PWR 2VKA: The Rhetoric of Public Monuments and Memorials
Whether they be tourist destinations, painful reminders of tragic events, or little more than stone or steel decoration, public monuments constitute made artifacts that reveal both explicit and implied values of those who design, fund, support, and visit them. So, how do public monuments “speak” or stand for a version of the past? Who speaks in public monuments, and how do monuments help states discursively maintain power? Whose bodies, voices, and values are unspoken in public monuments?
This course invites students to consider the ways memories - notions of the past - are formed and maintained for rhetorical purposes in the present by looking at public monuments. Specifically, this course invites students to examine how notions of race, gender, and nationality are represented, elided, or complicated in public monuments. While students may elect to examine a geographically distant monument, together, we’ll visit sites of public memory on our own campus and consider the notion of Stanford University as memorial.

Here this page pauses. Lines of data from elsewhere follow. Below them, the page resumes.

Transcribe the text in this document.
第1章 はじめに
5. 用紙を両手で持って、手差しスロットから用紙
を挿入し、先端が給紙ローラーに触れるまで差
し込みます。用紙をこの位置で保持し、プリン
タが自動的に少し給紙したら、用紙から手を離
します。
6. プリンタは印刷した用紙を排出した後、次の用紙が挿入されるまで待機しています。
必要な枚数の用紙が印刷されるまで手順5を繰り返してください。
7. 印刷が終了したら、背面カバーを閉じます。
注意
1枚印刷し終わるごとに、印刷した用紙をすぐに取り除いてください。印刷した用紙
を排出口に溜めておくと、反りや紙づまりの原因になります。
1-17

(5-minute live oral presentation; written text of 900-1200 words) After conducting research, you will propose an investigation into a compelling problem related to the design, production or reception of a particular public monument. A few possible options include: the memorial to Crazy Horse, Rumors of War, the Vietnam Veterans Memorial, the Aids Memorial Quilt, Manhattan Project National Historical Park, Rosie the Riveter World War II HomeFront.
Written Research-Based Argument
(3000-3600 words; 10-12 pages) After receiving feedback and conducting additional research, you will contextualize and revise your proposals into either an academic paper situated in a discipline or a long-form journalism style piece for the public(s) impacted by the monument.
Delivery of Research
(10-minute live oral presentation with appropriate multimedia support) Depending on the aims of the project you’ve proposed, your final oral presentation will address either a particular scholarly audience or a research talk to an impacted public. All presenters must weave supporting visuals into their presentations
(Mood Board with Artist’s Statement) This final course assignment asks you to creatively either (1) reimagine your case study by revisioning an existing monument or memorial or (2) begin the design process for a new monument or memorial. To communicate your vision for the project, you’ll assemble a series of digital images on a mood board. The mood board will be submitted with a statement explaining the medium, location, inspiration, design, rationale, and purpose of the revisioned or new monument or memorial.